Non c’è più. Oggi è il primo di novembre e avrebbe compiuto 67 anni. Se n’è andato nel 2010.

L’ho inseguito tutta la vita e lui ha inseguito me, ma mai sulla stessa strada, mai sulla stessa via di fuga. Scappavamo via da noi stessi in direzioni troppo diverse. Ci siamo sempre cercati e mai veramente trovati. Credevo che qualche colore comune e qualche pacca sulle spalle fosse tutto quello che poi alla fine veramente serviva per un rapporto normale.

Oggi, a quasi 40 anni, ho finalmente stabilità. Una famiglia meravigliosa, una figlia, Nikita, e una moglie, Marianna, che sono vita, tempo. Sono ogni centimetro e ogni secondo.

Però non c’è lui. Non c’è nemmeno lei, mia madre. Ebbero la brillante idea di morire a sei mesi di distanza l’una dall’altro, lasciando macerie e detriti che solo da poco ho iniziato a spalare e riordinare.

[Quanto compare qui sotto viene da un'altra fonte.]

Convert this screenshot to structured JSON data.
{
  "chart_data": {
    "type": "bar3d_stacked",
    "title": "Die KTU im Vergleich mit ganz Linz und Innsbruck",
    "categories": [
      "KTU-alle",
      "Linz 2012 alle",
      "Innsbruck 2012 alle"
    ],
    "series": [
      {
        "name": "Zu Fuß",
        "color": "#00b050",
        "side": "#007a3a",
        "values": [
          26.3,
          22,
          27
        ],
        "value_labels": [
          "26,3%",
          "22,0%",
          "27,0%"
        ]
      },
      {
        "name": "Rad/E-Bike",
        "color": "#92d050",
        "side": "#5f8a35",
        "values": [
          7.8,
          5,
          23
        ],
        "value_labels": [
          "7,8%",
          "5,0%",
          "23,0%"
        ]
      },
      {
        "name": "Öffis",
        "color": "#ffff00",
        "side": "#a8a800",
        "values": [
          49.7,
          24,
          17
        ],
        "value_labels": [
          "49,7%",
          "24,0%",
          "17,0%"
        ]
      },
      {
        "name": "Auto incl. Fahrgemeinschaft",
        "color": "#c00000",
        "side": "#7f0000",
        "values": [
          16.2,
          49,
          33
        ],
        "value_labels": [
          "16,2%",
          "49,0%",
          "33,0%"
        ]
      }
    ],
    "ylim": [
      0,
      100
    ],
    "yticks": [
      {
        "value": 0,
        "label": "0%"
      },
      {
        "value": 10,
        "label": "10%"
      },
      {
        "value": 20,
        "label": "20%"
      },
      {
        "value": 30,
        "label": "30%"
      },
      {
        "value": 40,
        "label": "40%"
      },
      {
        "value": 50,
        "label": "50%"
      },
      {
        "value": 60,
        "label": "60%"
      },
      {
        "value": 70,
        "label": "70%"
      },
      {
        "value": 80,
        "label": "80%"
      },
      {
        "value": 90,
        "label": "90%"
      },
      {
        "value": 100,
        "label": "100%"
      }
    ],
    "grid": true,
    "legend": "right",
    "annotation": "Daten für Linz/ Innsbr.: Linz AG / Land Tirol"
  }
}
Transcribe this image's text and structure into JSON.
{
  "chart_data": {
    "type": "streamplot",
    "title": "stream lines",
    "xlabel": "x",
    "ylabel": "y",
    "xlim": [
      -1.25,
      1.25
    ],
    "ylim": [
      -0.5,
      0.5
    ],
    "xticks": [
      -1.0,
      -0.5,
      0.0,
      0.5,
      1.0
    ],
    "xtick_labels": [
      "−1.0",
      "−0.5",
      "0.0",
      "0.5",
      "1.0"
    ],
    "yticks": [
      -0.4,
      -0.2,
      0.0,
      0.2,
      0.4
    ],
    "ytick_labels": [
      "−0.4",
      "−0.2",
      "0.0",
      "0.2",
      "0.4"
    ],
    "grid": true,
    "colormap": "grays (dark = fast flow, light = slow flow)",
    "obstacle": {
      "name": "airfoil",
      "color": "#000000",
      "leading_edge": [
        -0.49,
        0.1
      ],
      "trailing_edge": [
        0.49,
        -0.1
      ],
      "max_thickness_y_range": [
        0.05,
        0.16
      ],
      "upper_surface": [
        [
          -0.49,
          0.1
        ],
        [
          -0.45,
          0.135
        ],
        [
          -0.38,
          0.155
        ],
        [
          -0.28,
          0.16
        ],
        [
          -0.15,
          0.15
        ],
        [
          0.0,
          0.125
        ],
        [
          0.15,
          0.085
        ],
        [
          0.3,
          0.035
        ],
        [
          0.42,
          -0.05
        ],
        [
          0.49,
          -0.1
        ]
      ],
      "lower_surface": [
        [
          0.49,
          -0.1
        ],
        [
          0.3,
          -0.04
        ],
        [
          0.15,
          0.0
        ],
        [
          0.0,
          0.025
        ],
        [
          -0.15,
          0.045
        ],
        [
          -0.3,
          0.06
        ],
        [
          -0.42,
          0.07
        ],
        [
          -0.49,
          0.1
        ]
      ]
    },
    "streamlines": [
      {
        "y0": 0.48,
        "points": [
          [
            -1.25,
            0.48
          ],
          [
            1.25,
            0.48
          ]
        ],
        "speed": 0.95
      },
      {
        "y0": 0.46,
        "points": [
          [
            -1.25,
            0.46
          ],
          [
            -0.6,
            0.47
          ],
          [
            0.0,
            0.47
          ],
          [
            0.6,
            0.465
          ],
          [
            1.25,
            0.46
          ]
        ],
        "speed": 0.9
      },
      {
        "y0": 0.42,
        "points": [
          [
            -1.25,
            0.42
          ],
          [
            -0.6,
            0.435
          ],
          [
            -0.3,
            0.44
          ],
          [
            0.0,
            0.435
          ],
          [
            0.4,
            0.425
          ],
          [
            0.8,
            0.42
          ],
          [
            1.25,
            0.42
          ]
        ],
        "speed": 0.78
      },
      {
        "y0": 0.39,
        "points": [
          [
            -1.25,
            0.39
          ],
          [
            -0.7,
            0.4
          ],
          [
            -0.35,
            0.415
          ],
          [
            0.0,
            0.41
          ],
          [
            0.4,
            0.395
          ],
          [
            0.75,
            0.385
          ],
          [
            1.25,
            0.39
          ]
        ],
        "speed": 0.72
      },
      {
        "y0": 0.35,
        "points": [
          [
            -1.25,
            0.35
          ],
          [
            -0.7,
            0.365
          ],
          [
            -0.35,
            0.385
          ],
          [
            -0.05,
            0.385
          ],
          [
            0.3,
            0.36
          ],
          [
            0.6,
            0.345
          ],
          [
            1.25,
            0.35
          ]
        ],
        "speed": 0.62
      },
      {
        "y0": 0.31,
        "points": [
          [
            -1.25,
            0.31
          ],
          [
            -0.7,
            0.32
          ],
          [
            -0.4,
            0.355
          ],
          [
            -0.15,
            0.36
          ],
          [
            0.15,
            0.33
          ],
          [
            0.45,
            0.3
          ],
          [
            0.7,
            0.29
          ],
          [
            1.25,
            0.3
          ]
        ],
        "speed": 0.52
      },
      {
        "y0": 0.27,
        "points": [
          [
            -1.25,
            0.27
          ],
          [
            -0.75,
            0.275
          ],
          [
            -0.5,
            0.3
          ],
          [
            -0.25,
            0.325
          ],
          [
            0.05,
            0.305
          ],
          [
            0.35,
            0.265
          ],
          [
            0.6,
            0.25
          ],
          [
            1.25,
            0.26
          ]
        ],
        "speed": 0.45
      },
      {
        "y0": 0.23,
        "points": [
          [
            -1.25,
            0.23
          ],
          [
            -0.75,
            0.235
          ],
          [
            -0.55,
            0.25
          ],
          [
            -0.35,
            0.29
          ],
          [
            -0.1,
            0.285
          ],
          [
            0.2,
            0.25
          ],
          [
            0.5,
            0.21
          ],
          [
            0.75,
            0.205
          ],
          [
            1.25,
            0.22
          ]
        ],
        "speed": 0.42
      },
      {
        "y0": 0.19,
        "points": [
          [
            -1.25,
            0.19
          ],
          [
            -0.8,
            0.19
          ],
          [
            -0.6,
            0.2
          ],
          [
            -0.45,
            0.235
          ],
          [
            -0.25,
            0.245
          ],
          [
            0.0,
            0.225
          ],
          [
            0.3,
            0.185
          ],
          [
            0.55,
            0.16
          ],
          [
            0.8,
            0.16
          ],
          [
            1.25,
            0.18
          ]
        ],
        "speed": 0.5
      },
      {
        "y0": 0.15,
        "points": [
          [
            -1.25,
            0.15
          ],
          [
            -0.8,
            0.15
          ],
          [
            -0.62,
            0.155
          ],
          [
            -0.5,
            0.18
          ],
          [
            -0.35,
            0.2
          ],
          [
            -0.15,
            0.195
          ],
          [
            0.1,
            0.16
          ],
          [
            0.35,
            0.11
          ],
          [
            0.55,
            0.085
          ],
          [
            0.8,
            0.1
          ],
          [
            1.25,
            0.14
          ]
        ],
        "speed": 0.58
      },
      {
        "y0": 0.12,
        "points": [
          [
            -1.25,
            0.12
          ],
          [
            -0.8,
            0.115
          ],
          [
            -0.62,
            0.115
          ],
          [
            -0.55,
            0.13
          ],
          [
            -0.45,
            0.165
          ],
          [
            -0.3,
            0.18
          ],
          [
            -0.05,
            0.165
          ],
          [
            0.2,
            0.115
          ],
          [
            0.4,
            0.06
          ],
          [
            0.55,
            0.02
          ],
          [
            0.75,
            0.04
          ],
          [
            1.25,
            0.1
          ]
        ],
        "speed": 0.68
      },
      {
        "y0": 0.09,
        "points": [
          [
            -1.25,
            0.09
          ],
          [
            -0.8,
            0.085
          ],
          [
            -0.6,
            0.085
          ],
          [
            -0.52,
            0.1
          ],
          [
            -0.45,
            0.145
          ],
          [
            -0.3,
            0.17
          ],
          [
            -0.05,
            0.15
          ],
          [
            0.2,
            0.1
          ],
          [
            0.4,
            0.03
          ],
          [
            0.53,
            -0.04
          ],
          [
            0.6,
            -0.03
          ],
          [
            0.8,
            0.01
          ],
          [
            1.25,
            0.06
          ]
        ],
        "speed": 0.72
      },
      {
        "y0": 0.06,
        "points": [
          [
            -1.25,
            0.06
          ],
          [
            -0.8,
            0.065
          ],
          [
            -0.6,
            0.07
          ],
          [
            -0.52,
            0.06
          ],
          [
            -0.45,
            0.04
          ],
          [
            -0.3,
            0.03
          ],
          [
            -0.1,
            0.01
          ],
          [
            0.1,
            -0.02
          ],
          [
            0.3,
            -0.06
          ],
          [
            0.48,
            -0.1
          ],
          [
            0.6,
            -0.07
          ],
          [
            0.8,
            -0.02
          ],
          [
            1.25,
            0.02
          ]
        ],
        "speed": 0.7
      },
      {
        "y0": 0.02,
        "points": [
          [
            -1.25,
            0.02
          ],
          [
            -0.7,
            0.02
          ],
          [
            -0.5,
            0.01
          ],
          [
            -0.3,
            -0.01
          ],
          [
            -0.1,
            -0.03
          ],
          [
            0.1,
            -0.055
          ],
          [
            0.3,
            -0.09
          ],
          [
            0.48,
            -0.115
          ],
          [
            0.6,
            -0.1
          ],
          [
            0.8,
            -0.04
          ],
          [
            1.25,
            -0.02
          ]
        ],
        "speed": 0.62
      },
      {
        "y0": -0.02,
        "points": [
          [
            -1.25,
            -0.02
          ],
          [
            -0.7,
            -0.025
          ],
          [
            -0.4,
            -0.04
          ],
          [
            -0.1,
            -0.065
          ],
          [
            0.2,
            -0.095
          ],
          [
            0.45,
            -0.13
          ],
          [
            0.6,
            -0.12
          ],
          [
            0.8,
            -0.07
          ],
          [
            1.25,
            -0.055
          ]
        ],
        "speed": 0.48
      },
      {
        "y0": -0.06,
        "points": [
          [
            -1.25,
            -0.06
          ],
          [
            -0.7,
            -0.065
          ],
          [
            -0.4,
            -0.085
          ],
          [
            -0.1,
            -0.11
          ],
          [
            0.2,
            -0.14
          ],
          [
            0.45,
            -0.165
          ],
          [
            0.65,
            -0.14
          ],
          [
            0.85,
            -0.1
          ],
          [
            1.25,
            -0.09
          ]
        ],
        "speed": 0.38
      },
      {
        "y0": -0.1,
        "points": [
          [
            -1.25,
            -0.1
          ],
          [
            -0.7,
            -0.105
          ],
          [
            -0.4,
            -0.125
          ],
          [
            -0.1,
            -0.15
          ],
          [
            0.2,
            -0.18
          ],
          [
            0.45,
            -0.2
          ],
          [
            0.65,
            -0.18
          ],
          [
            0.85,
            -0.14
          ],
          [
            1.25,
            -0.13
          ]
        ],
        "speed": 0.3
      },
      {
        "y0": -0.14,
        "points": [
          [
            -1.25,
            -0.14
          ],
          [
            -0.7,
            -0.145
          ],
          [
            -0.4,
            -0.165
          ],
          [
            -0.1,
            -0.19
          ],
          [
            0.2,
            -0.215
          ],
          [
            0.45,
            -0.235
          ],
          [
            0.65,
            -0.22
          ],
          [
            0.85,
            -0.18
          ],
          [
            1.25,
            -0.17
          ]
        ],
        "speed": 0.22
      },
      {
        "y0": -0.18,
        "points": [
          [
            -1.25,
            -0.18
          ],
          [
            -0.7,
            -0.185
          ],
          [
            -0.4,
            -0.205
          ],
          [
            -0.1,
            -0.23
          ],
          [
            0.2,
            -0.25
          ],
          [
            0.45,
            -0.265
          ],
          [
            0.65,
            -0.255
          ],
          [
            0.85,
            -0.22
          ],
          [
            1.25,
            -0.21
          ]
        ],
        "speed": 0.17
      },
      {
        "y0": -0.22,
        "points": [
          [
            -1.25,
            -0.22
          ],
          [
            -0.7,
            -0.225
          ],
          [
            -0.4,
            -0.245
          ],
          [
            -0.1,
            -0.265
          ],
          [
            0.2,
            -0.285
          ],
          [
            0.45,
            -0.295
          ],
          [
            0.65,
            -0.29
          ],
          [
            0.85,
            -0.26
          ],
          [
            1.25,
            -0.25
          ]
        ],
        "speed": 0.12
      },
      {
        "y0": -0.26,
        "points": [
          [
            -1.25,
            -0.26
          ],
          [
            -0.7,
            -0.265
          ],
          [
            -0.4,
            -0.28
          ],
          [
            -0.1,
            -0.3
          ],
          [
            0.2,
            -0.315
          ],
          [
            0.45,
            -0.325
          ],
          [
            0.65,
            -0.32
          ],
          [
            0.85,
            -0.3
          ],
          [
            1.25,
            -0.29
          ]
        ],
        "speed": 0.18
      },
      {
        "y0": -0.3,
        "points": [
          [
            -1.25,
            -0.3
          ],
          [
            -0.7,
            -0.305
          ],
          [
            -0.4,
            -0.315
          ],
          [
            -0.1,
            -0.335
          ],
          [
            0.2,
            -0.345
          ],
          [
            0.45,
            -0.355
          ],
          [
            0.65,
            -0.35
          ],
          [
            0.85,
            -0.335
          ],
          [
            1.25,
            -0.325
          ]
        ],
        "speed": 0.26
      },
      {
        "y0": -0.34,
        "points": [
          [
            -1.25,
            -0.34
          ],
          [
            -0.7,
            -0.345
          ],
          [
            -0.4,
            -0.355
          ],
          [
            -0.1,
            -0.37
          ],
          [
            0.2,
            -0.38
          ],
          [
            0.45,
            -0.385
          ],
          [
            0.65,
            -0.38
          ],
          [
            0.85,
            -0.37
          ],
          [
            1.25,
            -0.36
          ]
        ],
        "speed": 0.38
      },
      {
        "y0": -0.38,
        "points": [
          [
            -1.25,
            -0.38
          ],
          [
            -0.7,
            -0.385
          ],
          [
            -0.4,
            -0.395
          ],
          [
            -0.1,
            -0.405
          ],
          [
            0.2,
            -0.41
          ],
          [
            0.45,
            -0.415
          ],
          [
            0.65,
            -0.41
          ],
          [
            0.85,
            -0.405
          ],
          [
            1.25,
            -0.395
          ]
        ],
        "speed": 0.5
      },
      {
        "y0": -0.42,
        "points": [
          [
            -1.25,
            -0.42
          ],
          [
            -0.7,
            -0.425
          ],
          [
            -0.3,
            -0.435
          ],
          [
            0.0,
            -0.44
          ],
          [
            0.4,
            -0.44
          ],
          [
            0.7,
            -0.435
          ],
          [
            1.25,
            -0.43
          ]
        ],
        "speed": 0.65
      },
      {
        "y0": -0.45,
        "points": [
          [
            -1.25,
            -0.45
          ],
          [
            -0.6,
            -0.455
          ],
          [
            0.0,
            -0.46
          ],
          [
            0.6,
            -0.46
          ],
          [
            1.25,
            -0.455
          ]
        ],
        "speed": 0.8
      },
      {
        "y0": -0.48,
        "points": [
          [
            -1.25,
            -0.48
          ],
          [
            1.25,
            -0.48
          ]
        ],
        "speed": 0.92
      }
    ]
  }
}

Non c’è molto da dire; la nostra è stata una bella storia, non peggio di molte, meglio di tante altre. Sei stato presente quando serviva, sei stato assente quando ne avevo bisogno. Però sei stato mio padre e ti ho sempre rispettato e amato.

Ti scrivo dandoti del tu. Forse per scrivere a un morto serve dare del tu pubblicamente, come quando gli parlo da solo e faccio certi discorsi ai quali finalmente mi dà ragione, ora che può rispondere solo con i rimasugli della mia memoria.

Ogni anno lo commemoro a modo mio, non vado al cimitero da anni, non mi dà nulla, per me rappresenta un atto autoreferenziale e inutile. Però scrivo qualche cazzata da qualche parte e via, finisce lì, gesto più autoreferenziale del cimitero stesso.

Sarà così anche l’anno prossimo, forse ancora quello successivo. Prima o poi smetterò di pubblicare blog riguardo te e mamma, ma oggi ancora no. Però non smetterò mai di rivalutare noi e di cercare di capire come mai sei stato quel padre che sei stato e dove ho sbagliato io come figlio e tu come guida.
Oggi sono padre anche io e lo faccio per lei, per loro.

Ma poi alla fine lo faccio soprattutto per me stesso.

Ciao Germà, ci becchiamo stanotte, nei soliti sogni.